邪魔したら悪いかと思ったけれど、俺は翌日の仕事のためにコピーを何通か取らなくてはならない。

コピー室に入ると、坂本は困った顔をして俯いた。

「サイモン&ガーファンクル、好きなの?」

「すみません」

「謝ることないのに。俺、坂本さんの声好きだし」

 女の子たちと仲良くなるための話術、役に立て!


 失礼しました、とコピー室から出て行く坂本を見送る。ちょっとだけ、笑ってくれたら良かったのに。

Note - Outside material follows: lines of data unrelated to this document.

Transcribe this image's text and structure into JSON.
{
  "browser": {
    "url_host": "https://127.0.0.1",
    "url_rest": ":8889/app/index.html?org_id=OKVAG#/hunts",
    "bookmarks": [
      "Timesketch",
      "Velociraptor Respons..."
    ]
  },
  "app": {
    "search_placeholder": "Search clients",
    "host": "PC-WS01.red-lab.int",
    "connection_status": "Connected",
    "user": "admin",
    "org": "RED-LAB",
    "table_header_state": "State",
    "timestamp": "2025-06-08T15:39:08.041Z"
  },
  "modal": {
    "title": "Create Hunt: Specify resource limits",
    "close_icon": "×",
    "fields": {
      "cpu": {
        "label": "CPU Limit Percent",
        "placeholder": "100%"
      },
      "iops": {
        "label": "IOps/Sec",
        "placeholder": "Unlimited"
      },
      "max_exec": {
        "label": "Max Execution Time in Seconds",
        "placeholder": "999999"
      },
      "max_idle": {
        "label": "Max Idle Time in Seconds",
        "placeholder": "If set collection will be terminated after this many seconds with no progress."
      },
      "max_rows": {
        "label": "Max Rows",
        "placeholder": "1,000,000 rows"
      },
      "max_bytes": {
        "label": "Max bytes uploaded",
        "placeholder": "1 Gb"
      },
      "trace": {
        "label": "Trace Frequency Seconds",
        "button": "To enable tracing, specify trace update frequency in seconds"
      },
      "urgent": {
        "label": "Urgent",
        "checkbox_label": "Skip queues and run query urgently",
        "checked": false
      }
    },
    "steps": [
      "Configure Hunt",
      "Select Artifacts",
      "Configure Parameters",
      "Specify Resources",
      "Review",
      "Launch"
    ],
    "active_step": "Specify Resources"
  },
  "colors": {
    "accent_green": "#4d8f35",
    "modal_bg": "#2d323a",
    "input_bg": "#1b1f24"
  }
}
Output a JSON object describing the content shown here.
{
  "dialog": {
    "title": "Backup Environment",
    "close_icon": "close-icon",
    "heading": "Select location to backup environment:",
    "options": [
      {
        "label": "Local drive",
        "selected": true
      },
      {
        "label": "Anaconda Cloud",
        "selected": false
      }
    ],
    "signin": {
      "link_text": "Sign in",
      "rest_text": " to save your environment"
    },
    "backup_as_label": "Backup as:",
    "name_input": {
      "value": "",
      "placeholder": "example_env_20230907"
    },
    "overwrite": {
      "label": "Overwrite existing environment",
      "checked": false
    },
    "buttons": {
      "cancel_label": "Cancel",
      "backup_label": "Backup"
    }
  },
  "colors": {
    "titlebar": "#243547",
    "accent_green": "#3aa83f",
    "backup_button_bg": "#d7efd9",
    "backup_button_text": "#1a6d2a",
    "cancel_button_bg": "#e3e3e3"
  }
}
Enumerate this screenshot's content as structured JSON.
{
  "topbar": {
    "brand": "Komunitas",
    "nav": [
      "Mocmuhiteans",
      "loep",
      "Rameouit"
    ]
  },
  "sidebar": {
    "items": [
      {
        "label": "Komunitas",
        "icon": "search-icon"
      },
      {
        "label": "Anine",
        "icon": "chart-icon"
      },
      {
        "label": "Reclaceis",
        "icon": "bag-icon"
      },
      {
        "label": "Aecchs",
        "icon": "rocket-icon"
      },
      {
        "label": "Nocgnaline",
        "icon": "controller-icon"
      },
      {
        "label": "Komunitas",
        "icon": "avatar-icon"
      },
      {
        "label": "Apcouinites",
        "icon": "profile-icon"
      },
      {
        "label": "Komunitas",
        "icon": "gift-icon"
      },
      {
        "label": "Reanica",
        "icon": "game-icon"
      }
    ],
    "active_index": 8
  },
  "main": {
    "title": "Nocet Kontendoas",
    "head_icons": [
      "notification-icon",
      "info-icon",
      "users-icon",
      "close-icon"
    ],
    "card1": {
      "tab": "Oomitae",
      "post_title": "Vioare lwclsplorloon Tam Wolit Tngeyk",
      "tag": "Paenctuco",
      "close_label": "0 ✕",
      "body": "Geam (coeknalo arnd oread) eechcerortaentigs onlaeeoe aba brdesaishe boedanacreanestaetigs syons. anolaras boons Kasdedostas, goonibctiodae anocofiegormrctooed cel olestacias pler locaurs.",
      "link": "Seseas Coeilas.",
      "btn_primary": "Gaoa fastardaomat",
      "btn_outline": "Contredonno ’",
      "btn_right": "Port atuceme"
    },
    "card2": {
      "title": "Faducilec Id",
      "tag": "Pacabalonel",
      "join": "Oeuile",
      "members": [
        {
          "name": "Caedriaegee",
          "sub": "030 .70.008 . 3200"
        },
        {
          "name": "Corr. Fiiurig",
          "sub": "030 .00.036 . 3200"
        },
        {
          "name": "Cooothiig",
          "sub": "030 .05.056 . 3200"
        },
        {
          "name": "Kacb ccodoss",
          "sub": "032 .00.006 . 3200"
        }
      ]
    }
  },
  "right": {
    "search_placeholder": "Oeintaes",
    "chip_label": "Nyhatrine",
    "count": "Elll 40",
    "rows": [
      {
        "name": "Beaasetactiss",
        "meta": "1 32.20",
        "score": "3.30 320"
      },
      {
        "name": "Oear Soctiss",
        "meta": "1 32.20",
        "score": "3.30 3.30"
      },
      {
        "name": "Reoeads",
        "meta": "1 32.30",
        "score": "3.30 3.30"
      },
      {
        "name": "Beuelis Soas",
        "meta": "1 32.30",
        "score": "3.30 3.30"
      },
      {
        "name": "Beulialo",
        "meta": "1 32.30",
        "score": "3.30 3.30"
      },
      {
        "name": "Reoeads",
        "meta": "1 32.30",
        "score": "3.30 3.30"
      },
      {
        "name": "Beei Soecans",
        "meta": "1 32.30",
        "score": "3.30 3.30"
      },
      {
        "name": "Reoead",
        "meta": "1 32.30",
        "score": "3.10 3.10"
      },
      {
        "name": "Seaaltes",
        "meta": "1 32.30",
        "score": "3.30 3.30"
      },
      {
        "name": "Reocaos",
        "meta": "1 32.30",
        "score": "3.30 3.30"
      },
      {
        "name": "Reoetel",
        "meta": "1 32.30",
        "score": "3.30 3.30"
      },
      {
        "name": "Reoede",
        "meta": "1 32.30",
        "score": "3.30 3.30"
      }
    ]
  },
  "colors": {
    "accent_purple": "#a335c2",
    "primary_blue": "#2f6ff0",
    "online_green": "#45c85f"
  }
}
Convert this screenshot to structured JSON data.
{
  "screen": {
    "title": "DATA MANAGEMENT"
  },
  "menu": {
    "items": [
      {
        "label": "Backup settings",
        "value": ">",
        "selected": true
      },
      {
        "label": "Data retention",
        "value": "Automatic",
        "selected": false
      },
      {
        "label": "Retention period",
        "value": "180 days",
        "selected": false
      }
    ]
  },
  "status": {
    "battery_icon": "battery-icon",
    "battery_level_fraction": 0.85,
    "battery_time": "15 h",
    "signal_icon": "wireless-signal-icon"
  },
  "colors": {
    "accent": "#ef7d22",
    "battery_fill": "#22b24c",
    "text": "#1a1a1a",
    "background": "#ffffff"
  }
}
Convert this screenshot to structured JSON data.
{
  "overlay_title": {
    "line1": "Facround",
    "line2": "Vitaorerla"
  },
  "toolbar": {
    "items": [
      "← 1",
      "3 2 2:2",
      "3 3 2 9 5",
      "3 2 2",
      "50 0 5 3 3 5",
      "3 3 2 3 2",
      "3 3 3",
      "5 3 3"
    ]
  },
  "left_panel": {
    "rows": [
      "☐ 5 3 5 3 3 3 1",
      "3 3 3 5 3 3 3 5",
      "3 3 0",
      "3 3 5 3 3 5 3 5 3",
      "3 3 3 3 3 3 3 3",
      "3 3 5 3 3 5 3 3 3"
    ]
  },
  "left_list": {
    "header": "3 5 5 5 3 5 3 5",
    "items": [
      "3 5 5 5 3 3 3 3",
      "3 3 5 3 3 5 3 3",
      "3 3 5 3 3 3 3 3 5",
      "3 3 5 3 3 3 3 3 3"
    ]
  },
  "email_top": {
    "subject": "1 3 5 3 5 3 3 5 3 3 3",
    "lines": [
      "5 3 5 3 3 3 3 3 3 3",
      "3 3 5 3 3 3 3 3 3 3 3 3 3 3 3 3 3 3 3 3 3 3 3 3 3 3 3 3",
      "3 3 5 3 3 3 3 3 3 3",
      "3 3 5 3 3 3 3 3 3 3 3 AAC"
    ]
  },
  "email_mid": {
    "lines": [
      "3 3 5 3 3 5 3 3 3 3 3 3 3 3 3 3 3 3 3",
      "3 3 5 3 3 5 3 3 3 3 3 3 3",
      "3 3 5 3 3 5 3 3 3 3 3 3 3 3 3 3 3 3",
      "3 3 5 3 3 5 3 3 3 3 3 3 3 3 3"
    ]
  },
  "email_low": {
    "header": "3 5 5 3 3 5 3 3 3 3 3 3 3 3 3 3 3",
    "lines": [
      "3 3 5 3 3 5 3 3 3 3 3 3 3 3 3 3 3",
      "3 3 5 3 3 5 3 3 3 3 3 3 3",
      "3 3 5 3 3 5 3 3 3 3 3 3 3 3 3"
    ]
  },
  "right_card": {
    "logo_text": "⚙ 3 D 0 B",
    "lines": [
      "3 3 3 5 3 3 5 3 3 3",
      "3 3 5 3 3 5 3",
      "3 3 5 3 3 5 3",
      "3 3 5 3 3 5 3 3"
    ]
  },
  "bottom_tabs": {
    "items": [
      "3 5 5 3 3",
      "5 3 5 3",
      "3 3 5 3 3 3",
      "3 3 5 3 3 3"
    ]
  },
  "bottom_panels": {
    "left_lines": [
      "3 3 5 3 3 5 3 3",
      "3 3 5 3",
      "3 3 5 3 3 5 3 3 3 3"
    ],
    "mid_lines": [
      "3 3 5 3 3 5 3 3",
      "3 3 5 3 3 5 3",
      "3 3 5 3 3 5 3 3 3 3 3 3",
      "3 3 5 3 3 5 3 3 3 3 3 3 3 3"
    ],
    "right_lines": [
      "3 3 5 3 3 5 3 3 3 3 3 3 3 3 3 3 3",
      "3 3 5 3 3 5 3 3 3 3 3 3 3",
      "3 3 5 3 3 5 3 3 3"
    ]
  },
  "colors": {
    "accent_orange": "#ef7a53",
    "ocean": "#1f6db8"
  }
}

 時々、給湯室や通路で坂本が他の人間と喋っている場面を見る。相手は大抵女の子だけれど、山口さんだったりすることもある。笑い声が混ざることがある。ずいぶん慣れたんだな、と思う。尤も、その綺麗な笑い声を、俺が途切れさせる場合も多い。

 俺のせいじゃないのに。


 俺には何の関係もない女なんだから、俺に笑顔を向けなかろうが俺を見て固まろうが、本当は知ったこっちゃない。俺が不愉快にならない程度の扱いならば、別に気にする必要なんかない。無駄な責任感はお役御免になった筈だし、もともと俺は巻き込まれただけなのだ。痩せぎすはタイプじゃない。脚が綺麗で、髪を女の子らしくゆるく纏めて、笑窪が――

 なんだか、自分に言い訳してるみたいじゃないか。


 例えば学校の先生に褒めて欲しくて、一生懸命漢字の書き取りをする小学生。俺はあいつらの気が知れなかった。逆に苦手教科は担当教師のせいだと、蛇蠍のように嫌う高校生。それも、俺の理解の範囲外だった。

 他人に褒められなくても俺は漢字を覚えられたし、教師が嫌いでも成績とは別だったから。ああ、苦手教科だからと言って、理不尽に嫌われた教師の気持ちなら、今は理解できるぞ。問題は、漫然と苦手教科なんじゃなくて、理由ある苦手教科だってことだけど。


 坂本の笑い声は本当に綺麗で、坂本の笑顔は小さな花がほころんだようで、ただそれが俺に向けられない。気に病むのは、他の人間が手に入れているものだからだ。何故、俺だけに向かないのか。知っているけれど、それは俺のせいじゃなくて悔しい。

 俺にも、他の人に向ける顔を向けて欲しい。もしも俺が何かしただけで、変わるのであれば。